Inisiatif yang dimulai pasca-Orde Baru ini menitikberatkan pada perdamaian di tanah Papua dan berusaha memfasilitasi sejumlah perbedaan yang ada di tengah masyarakat Papua dan pemerintah pusat di Jakarta, dalam bentuk dialog bermartabat dan konstruktif demi mencari solusi bersama penyelesaian sejumlah masalah di Papua.
Meski demikian, sejumlah kelompok masyarakat sipil lain, seperti Komite Nasional Papua Barat dan Aliansi Mahasiswa Papua, menilai bahwa dialog menjadi hambatan karena masih melibatkan Pemerintah Indonesia dan aparat keamanan dengan kepentingan eksploitasi dan kebijakan represif yang justru semakin mempersulit kehidupan masyarakat Papua.
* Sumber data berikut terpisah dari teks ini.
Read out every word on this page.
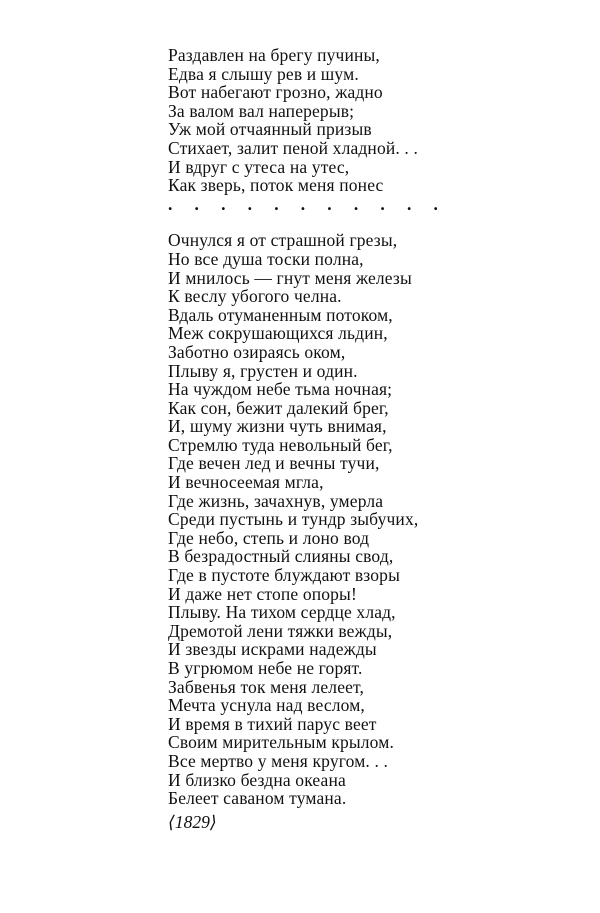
Раздавлен на брегу пучины,
Едва я слышу рев и шум.
Вот набегают грозно, жадно
За валом вал наперерыв;
Уж мой отчаянный призыв
Стихает, залит пеной хладной. . .
И вдруг с утеса на утес,
Как зверь, поток меня понес
. . . . . . . . . . .
Очнулся я от страшной грезы,
Но все душа тоски полна,
И мнилось — гнут меня железы
К веслу убогого челна.
Вдаль отуманенным потоком,
Меж сокрушающихся льдин,
Заботно озираясь оком,
Плыву я, грустен и один.
На чуждом небе тьма ночная;
Как сон, бежит далекий брег,
И, шуму жизни чуть внимая,
Стремлю туда невольный бег,
Где вечен лед и вечны тучи,
И вечносеемая мгла,
Где жизнь, зачахнув, умерла
Среди пустынь и тундр зыбучих,
Где небо, степь и лоно вод
В безрадостный слияны свод,
Где в пустоте блуждают взоры
И даже нет стопе опоры!
Плыву. На тихом сердце хлад,
Дремотой лени тяжки вежды,
И звезды искрами надежды
В угрюмом небе не горят.
Забвенья ток меня лелеет,
Мечта уснула над веслом,
И время в тихий парус веет
Своим мирительным крылом.
Все мертво у меня кругом. . .
И близко бездна океана
Белеет саваном тумана.
⟨1829⟩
Patut diingat, kelompok pemuda dan mahasiswa Papua merupakan garda terdepan dalam menyuarakan sejumlah ketidakadilan di Papua. Karena itu, komunikasi yang merangkul dan pendekatan persuasif terhadap organisasi-organisasi tersebut menjadi penting guna meredam protes-protes mereka di masa depan.
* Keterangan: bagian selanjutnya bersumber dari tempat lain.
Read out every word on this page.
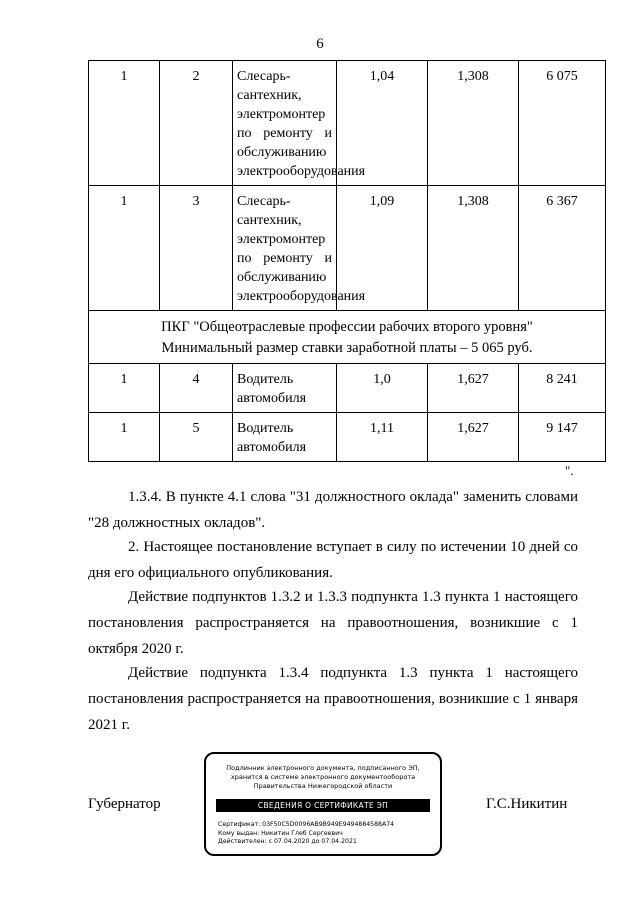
6
1	2	Слесарь-сантехник, электромонтер по ремонту и обслуживанию электрооборудования	1,04	1,308	6 075
1	3	Слесарь-сантехник, электромонтер по ремонту и обслуживанию электрооборудования	1,09	1,308	6 367

ПКГ "Общеотраслевые профессии рабочих второго уровня"
Минимальный размер ставки заработной платы – 5 065 руб.					

1	4	Водитель автомобиля	1,0	1,627	8 241
1	5	Водитель автомобиля	1,11	1,627	9 147
".

1.3.4. В пункте 4.1 слова "31 должностного оклада" заменить словами "28 должностных окладов".

2. Настоящее постановление вступает в силу по истечении 10 дней со дня его официального опубликования.

Действие подпунктов 1.3.2 и 1.3.3 подпункта 1.3 пункта 1 настоящего постановления распространяется на правоотношения, возникшие с 1 октября 2020 г.

Действие подпункта 1.3.4 подпункта 1.3 пункта 1 настоящего постановления распространяется на правоотношения, возникшие с 1 января 2021 г.

Губернатор
Подлинник электронного документа, подписанного ЭП,
хранится в системе электронного документооборота
Правительства Нижегородской области
СВЕДЕНИЯ О СЕРТИФИКАТЕ ЭП
Сертификат: 03F50C5D0096AB9B949E9494884588A74
Кому выдан: Никитин Глеб Сергеевич
Действителен: с 07.04.2020 до 07.04.2021
Г.С.Никитин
Revisi otsus jadi pilihan terakhir untuk mengatasi sejumlah persoalan di Papua. Otsus Plus pernah disampaikan pemerintah daerah Papua untuk mengganti Otsus 2001 yang cenderung dipahami sebatas pemberian triliunan rupiah uang, tetapi gagal menyelesaikan masalah substansial OAP.
Tak menjawab persoalan
Namun, laporan Institute for Policy and Analysis of Conflict 2013 justru menjelaskan sejumlah kelemahan rancangan Otsus Plus yang pernah diajukan kedua gubernur Papua. Salah satunya adalah, Otsus Plus merupakan produk elite lokal dan bukan berdasarkan aspirasi masyarakat akar rumput.
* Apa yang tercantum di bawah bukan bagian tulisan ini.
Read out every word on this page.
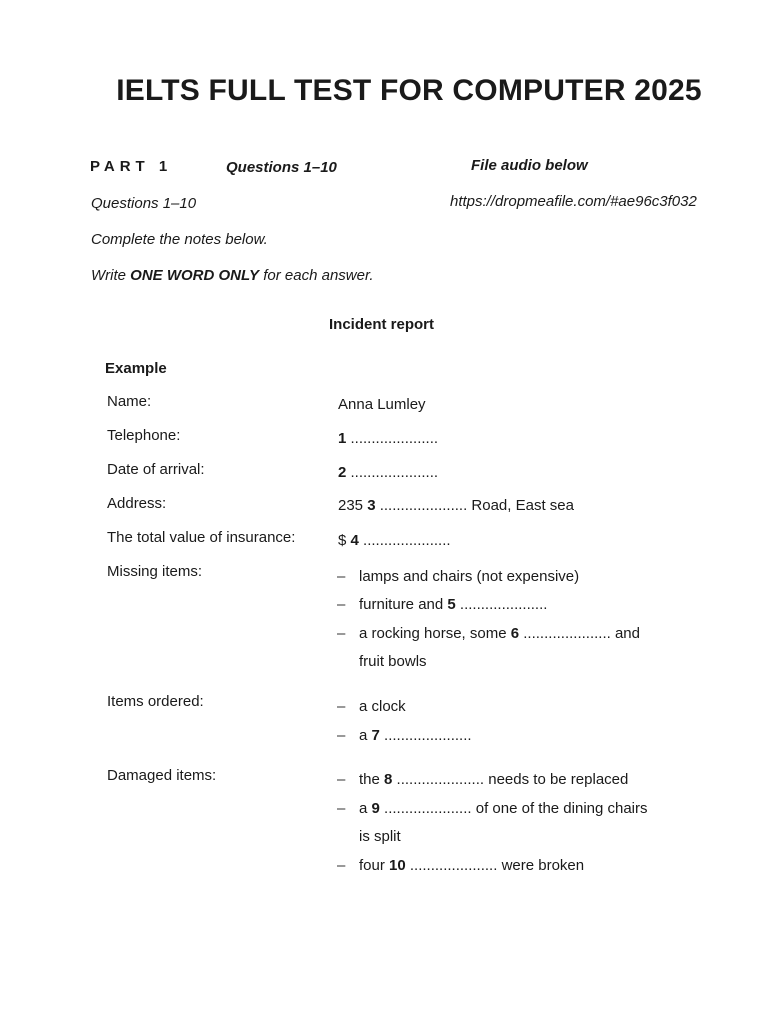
IELTS FULL TEST FOR COMPUTER 2025
PART 1	Questions 1–10	File audio below
https://dropmeafile.com/#ae96c3f032
Questions 1–10
Complete the notes below.
Write ONE WORD ONLY for each answer.
Incident report
Example
Name:	Anna Lumley
Telephone:	1 .....................
Date of arrival:	2 .....................
Address:	235 3 ..................... Road, East sea
The total value of insurance:	$ 4 .....................
Missing items:	– lamps and chairs (not expensive)
– furniture and 5 .....................
– a rocking horse, some 6 ..................... and
fruit bowls
Items ordered:	– a clock
– a 7 .....................
Damaged items:	– the 8 ..................... needs to be replaced
– a 9 ..................... of one of the dining chairs
is split
– four 10 ..................... were broken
Revisi Otsus 2001 perlu memperhatikan bukan hanya pemberian kewenangan substansial kepada pemerintah daerah, melainkan juga terakomodasinya sejumlah aspirasi OAP dalam revisi tersebut, tanpa memberikan ruang eksploitasi kepentingan sejumlah pejabat daerah di Papua dalam kerangka Otsus 2001, seperti yang terjadi dewasa ini.
Lebih dari itu, usulan pemekaran wilayah dan pembangunan istana negara di Jayapura yang dihasilkan dari pertemuan Jokowi dengan 61 ”tokoh” Papua dan Papua Barat pada 10 September lalu tidak menjawab persoalan krusial Papua mengenai diskriminasi dan ketidakadilan yang dialami masyarakat asli Papua.
Tidak mengherankan jika konsep revisi otsus dan sejumlah rekomendasi komunitas Papua beberapa hari lalu yang terkesan elitis tersebut tidak mendapatkan dukungan luas masyarakat asli Papua.
Melihat tidak dimungkinkannya pelaksanaan referendum dan tidak populernya konsep revisi otsus atau Otsus Plus di Papua, dialog menjadi mekanisme utama penyelesaian sejumlah persoalan di Papua.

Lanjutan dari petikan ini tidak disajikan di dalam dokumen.